Numerous coprocessors were developed for the Tube. Most commonly seen was the 6502 Second Processor, featuring a MOS Technology 6502 processor, which allowed unmodified BBC Micro programs to run faster and with more memory, as long as they use the API for all I/O. The Z80 Second Processor featured a Zilog Z80 processor running CP/M, and the 32016 Second Processor featured a National Semiconductor 32016 processor running Panos.

These coprocessors formed the basis of the Acorn Business Computer series, the higher end machines being repackaged BBC Micros with a coprocessor attached via the Tube. The Master Series supports two Tube connections, allowing for a coprocessor fitted inside the case and another connected externally, but only one can be used in any powered session. An internal 6502 processor can be fitted, or an Intel 80186 based system for MS-DOS compatibility (although in practice this is limited).

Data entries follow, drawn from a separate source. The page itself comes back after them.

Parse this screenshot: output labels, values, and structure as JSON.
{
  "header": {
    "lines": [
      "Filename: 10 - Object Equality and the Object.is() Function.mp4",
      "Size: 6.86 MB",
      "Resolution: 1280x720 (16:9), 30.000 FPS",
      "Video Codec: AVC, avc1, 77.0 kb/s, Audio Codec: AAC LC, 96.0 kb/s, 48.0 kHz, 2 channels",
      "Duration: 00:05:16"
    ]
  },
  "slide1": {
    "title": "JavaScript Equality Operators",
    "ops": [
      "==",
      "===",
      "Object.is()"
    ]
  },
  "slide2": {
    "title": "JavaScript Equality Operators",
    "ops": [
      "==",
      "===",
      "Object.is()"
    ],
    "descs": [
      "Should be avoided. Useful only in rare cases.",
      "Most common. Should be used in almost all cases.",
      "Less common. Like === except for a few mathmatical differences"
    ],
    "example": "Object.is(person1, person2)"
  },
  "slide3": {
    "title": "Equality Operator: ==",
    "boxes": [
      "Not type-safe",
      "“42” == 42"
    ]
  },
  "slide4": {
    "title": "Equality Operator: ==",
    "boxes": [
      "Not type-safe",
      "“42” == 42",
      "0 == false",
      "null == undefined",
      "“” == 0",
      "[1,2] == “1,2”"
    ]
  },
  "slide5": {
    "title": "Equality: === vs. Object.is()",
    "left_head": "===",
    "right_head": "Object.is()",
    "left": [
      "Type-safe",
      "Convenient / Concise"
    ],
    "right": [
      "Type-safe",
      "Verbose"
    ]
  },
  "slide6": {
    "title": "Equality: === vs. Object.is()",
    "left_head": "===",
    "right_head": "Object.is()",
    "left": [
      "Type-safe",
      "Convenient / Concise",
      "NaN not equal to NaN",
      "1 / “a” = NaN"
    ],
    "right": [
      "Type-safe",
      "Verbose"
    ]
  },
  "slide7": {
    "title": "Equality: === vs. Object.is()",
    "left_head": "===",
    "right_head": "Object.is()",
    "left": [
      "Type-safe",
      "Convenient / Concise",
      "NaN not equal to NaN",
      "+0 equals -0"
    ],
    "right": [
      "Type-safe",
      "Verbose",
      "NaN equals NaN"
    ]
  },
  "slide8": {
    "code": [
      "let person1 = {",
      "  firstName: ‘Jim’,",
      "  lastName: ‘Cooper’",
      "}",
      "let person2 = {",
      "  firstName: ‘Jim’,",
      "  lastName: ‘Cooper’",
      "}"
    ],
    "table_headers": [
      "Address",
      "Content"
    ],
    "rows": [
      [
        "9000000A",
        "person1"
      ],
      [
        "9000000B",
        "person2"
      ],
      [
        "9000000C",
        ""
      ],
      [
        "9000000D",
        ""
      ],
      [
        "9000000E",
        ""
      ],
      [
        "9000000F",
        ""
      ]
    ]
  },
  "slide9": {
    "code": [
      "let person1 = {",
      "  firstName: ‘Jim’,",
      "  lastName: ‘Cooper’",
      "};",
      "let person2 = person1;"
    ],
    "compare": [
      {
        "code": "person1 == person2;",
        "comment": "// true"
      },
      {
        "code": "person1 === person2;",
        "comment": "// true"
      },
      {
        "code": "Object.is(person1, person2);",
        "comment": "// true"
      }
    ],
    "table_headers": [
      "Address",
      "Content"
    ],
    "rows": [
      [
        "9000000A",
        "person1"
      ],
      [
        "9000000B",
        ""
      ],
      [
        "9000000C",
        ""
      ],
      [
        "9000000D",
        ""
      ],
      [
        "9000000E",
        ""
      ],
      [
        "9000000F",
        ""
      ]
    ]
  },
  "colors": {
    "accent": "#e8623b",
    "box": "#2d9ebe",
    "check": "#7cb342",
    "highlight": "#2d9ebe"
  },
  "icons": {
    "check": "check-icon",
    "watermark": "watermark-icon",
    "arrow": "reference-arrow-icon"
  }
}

The Tube was also used during the initial development of the ARM processor. An evaluation board was developed that again uses the BBC Micro as a host system for I/O operations.

Before shipping Tube add-ons, Acorn had strongly discouraged BBC Micro programmers from directly accessing system memory and hardware, favouring official API calls. This was to ensure applications can be seamlessly moved to the Tube 6502 coprocessor, since direct access from there is impossible. When a program calls one of the MOS entry points, a replacement subroutine in the coprocessor's ROM passes a corresponding message to the host which carries out the operation and passes back the result. In this way an application can run identically on the host or the coprocessor. Other CPU models use a custom API, which is typically an orthogonal translation of the 6502 API into a native format.